Toronto (October 23, 2020) - Friends of Simon Wiesenthal Center (FSWC) was disturbed to discover that a University of Toronto professor spoke last night at an online event honouring the legacy of a terrorist who helped orchestrate the massacre of 26 civilians in Israel.
The event celebrated the legacy and “Palestinian Resistance Arts” of Ghassan Kanafani, the Popular Front for the Liberation of Palestine (PFLP) terrorist who was involved in organizing the 1972 Lod Airport massacre, which left 26 civilians dead, including one Canadian, 17 Christian pilgrims from Puerto Rico and eight Israelis, with an additional 80 people injured. Dr. Chandni Desai, Assistant Professor in the Critical Studies of Equity and Solidarity at the University of Toronto, served as one of two panelists at the event, glowingly describing Kanafani’s accomplishments and referring to the work of the terrorist being used as an “inspiration.”
Not a single mention was made by Dr. Desai or any of the participants about Kanafani’s legacy of terror or the victims of the Lod massacre, and the only reference made to terror during the entire event was a passing mention by Dr. Desai of “the Zionist sort of narrative of terrorism or whatever” in relation to Kanafani.
Dr. Desai also confirmed during the event that she sits on a panel of judges for the annual Ghassan Kanafani Resistance Arts Scholarship, which distributes money to students every year to honour the life of the man behind the Lod massacre.
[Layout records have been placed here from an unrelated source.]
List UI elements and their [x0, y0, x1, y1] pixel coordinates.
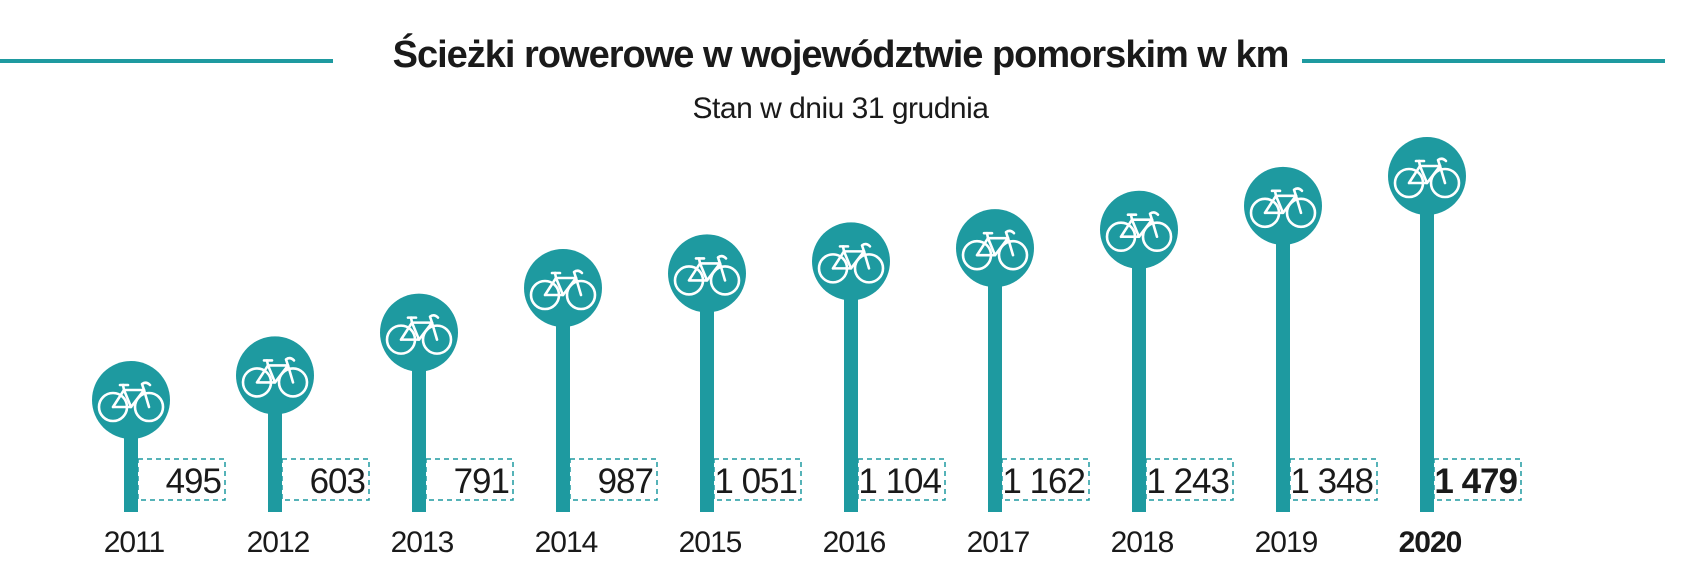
year-label-2016: 2016: [823, 526, 886, 559]
bicycle-icon: [385, 314, 453, 355]
stick-2019: [1276, 205, 1290, 512]
year-label-2019: 2019: [1255, 526, 1318, 559]
stick-2015: [700, 273, 714, 512]
year-label-2012: 2012: [247, 526, 310, 559]
value-box-2016: [857, 458, 946, 501]
value-label-2018: 1 243: [1146, 462, 1229, 501]
value-box-2013: [425, 458, 514, 501]
year-label-2020: 2020: [1399, 526, 1462, 559]
value-label-2013: 791: [454, 462, 509, 501]
lollipop-2015: 1 051 2015: [668, 234, 802, 559]
marker-2020: [1388, 137, 1466, 215]
value-box-2015: [713, 458, 802, 501]
stick-2018: [1132, 229, 1146, 512]
value-label-2020: 1 479: [1434, 462, 1517, 501]
year-label-2015: 2015: [679, 526, 742, 559]
value-box-2017: [1001, 458, 1090, 501]
bicycle-icon: [97, 381, 165, 423]
marker-2015: [668, 234, 746, 313]
lollipop-2019: 1 348 2019: [1244, 166, 1378, 559]
stick-2016: [844, 261, 858, 512]
lollipop-2020: 1 479 2020: [1388, 137, 1522, 559]
marker-2012: [236, 336, 314, 415]
title-rule-left: [0, 59, 333, 63]
marker-2011: [92, 361, 170, 439]
value-box-2014: [569, 458, 658, 501]
bicycle-icon: [1105, 211, 1173, 253]
chart-title: Ścieżki rowerowe w województwie pomorski…: [0, 34, 1681, 77]
value-label-2019: 1 348: [1290, 462, 1373, 501]
stick-2013: [412, 332, 426, 512]
bicycle-icon: [817, 242, 885, 284]
bicycle-icon: [673, 254, 741, 296]
marker-2014: [524, 249, 602, 327]
stick-2017: [988, 248, 1002, 512]
value-box-2019: [1289, 458, 1378, 501]
marker-2019: [1244, 166, 1322, 245]
value-box-2018: [1145, 458, 1234, 501]
marker-2016: [812, 222, 890, 301]
bicycle-icon: [1393, 157, 1461, 199]
value-label-2017: 1 162: [1002, 462, 1085, 501]
value-box-2020: [1433, 458, 1522, 501]
stick-2014: [556, 288, 570, 512]
value-box-2012: [281, 458, 370, 501]
bicycle-icon: [241, 356, 309, 398]
value-label-2016: 1 104: [858, 462, 941, 501]
value-label-2012: 603: [310, 462, 365, 501]
bicycle-icon: [529, 269, 597, 311]
marker-2018: [1100, 190, 1178, 269]
marker-2017: [956, 209, 1034, 288]
bicycle-icon: [961, 229, 1029, 271]
year-label-2013: 2013: [391, 526, 454, 559]
year-label-2011: 2011: [104, 526, 165, 559]
bicycle-icon: [1249, 187, 1317, 229]
year-label-2017: 2017: [967, 526, 1030, 559]
marker-2013: [380, 293, 458, 372]
value-label-2015: 1 051: [714, 462, 797, 501]
lollipop-2018: 1 243 2018: [1100, 190, 1234, 559]
year-label-2014: 2014: [535, 526, 598, 559]
year-label-2018: 2018: [1111, 526, 1174, 559]
title-rule-right: [1283, 59, 1665, 63]
lollipop-2016: 1 104 2016: [812, 222, 946, 559]
stick-2020: [1420, 176, 1434, 512]
value-box-2011: [137, 458, 226, 501]
lollipop-2017: 1 162 2017: [956, 209, 1090, 559]
chart-subtitle: Stan w dniu 31 grudnia: [692, 92, 989, 125]
value-label-2014: 987: [598, 462, 653, 501]
value-label-2011: 495: [166, 462, 221, 501]
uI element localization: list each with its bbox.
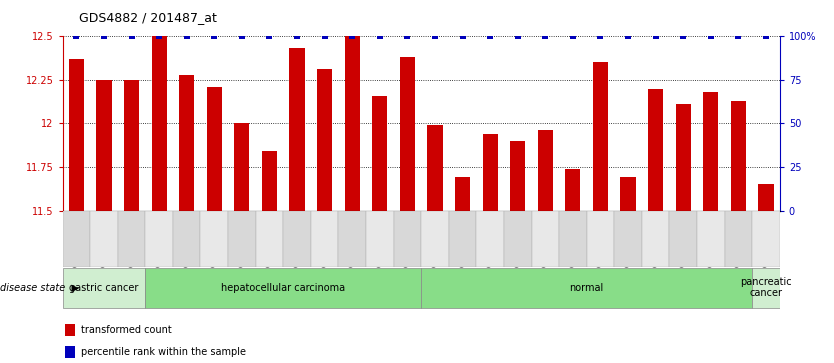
Text: percentile rank within the sample: percentile rank within the sample <box>81 347 246 358</box>
Point <box>649 33 662 39</box>
Bar <box>427 125 443 211</box>
Bar <box>510 141 525 211</box>
Point <box>511 33 525 39</box>
Point <box>539 33 552 39</box>
Point <box>566 33 580 39</box>
FancyBboxPatch shape <box>145 268 421 308</box>
Text: GDS4882 / 201487_at: GDS4882 / 201487_at <box>79 11 217 24</box>
Point <box>208 33 221 39</box>
FancyBboxPatch shape <box>63 268 145 308</box>
Bar <box>697 211 725 267</box>
Point <box>263 33 276 39</box>
Point <box>484 33 497 39</box>
Bar <box>372 95 387 211</box>
Bar <box>234 123 249 211</box>
Bar <box>124 80 139 211</box>
Bar <box>118 211 145 267</box>
Point <box>676 33 690 39</box>
Bar <box>179 75 194 211</box>
Point <box>345 33 359 39</box>
Bar <box>90 211 118 267</box>
Bar <box>642 211 670 267</box>
Point <box>594 33 607 39</box>
Bar <box>421 211 449 267</box>
Bar <box>565 169 580 211</box>
Bar <box>752 211 780 267</box>
Point <box>153 33 166 39</box>
Bar <box>455 178 470 211</box>
Bar <box>648 89 663 211</box>
FancyBboxPatch shape <box>752 268 780 308</box>
Point <box>98 33 111 39</box>
Bar <box>152 36 167 211</box>
Bar <box>63 211 90 267</box>
Bar <box>366 211 394 267</box>
Point <box>235 33 249 39</box>
Bar <box>676 104 691 211</box>
Bar <box>289 49 304 211</box>
Bar <box>725 211 752 267</box>
Bar <box>670 211 697 267</box>
Bar <box>344 36 359 211</box>
Bar <box>531 211 559 267</box>
Point <box>290 33 304 39</box>
Bar <box>256 211 284 267</box>
Bar <box>317 69 332 211</box>
Point <box>70 33 83 39</box>
Point <box>125 33 138 39</box>
Point <box>456 33 470 39</box>
Bar <box>538 130 553 211</box>
Bar <box>476 211 504 267</box>
Text: disease state  ▶: disease state ▶ <box>0 283 79 293</box>
Point <box>180 33 193 39</box>
Bar <box>586 211 615 267</box>
Bar <box>284 211 311 267</box>
Bar <box>394 211 421 267</box>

FSWC is calling on the University of Toronto to take immediate action to enforce its policies that commit faculty, staff and students to creating an inclusive environment that respects human rights and is free of ethnic, religious or other kinds of discrimination.
"It is shocking and totally unacceptable that a professor at a Canadian university would participate in an event that honours and venerates an individual complicit in the mass murder of civilians," said Michael Levitt, President and CEO of FSWC. “We urge University of Toronto administration to uphold its commitments to both human rights and an environment of inclusion by making it clear it will not tolerate the glorification of terrorists by faculty members.”
Last year, a similar event honouring Kanafani was scheduled to take place at Toronto’s Trinity-St. Paul’s United Church, but was cancelled by church leadership following public outcry.
Kanafani served as spokesman and was a member of senior leadership of the PFLP, which is considered a terrorist organization by the Government of Canada.